Two years later, Target is refusing to even carry Queen Bey's latest album, which hits store shelves on Friday.
What happened? As everyone knows by now, the mega star upended the music industry last week when she surprised the world with her latest album, "Beyoncé." Rather than cutting exclusive deals with retailers or following the usual formula (single releases and lots of pre-sale marketing leading up to the launch date), Beyoncé simply let her millions of fans on Instagram know that moments later her new album would drop on iTunes.
Target wasn't so crazy in love with the move.
In response to the surprise release, the company told Billboard that "we focus on offering our guests a wide assortment of physical CDs, and when a new album is available digitally before it is available physically, it impacts demand and sales projections. While there are many aspects that contribute to our approach and we have appreciated partnering with Beyoncé in the past, we are primarily focused on offering CDs that will be available in a physical format at the same time as all other formats."
At this time, Target said, it would not be carrying the album. When I reached out for further comment, Target spokesperson Erica Julkowski sent the same statement and said it was all the company had to share for now.
Target's strategy, we have to assume, isn't to get back at Beyoncé but to send a message to other artists: Follow Queen Bey's lead, and we won't sell your record. As the fourth largest seller of music, according to Billboard, Target appears to be trying to stand its ground and make an example of her to prevent other artists from following suit.

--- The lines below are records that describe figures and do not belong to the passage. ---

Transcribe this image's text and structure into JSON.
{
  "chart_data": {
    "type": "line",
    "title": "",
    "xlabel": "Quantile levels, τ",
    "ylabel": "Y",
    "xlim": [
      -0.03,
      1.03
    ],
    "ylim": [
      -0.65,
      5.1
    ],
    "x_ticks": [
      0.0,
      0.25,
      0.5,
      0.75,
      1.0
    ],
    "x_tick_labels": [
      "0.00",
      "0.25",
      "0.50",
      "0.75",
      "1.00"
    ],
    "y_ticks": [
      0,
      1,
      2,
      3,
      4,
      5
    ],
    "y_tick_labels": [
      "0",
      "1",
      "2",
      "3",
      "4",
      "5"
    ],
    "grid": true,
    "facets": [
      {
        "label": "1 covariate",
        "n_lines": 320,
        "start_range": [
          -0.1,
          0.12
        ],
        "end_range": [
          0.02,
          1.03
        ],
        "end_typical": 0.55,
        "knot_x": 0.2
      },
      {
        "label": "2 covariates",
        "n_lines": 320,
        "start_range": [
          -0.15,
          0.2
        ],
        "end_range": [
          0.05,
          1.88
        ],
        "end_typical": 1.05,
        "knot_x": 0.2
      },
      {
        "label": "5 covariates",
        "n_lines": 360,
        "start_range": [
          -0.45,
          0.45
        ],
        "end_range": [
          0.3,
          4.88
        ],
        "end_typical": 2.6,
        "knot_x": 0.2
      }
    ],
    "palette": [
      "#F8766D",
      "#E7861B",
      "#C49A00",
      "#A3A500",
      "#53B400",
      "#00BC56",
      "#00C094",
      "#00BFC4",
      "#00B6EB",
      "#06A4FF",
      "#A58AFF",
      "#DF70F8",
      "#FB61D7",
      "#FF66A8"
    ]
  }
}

Even so, it's a head-scratcher. There are the sales Target is bound to lose, for one—not only from the album itself, which so far has been the fastest-selling record in iTunes' history, but from people who would have gone into Target for the album and come out with (as we all do) a grocery cart full of laundry detergent, wrapping paper and underwear. Spin's Chris Martins tried to describe the retailer's approach this way: "Since there's a chance we might sell fewer copies than we'd hoped (for an album no one knew was coming), we'll sell zero copies instead." Makes a lot of sense, no?
Then, of course, there are the reputational risks for Target. Particularly given the context of the company's past relationship with Beyoncé, Target has already been accused of looking petty and even spiteful for choosing not to carry the release. As one ABC News headline blared, referencing a track on the new album, "Target plays 'Jealous' ex-lover to Beyonce."
The company's move appears defensive, says Rita Gunther McGrath, a Columbia Business School professor and the author of The End of Competitive Advantage. "It's 'I'm taking my bat and ball and going home.' "
In today's world, McGrath says, strategy must be dynamic, flexible and nimble enough to change quickly. "We've got to go from a strategy where you put a moat around it and defend it, to a strategy where you build an advantage and then be prepared to move on when it's time," she says. And in Target's case, it just may be time. Says McGrath: "It’s tough to see what they’re going to win out of this."
Jena McGregor is a columnist for On Leadership.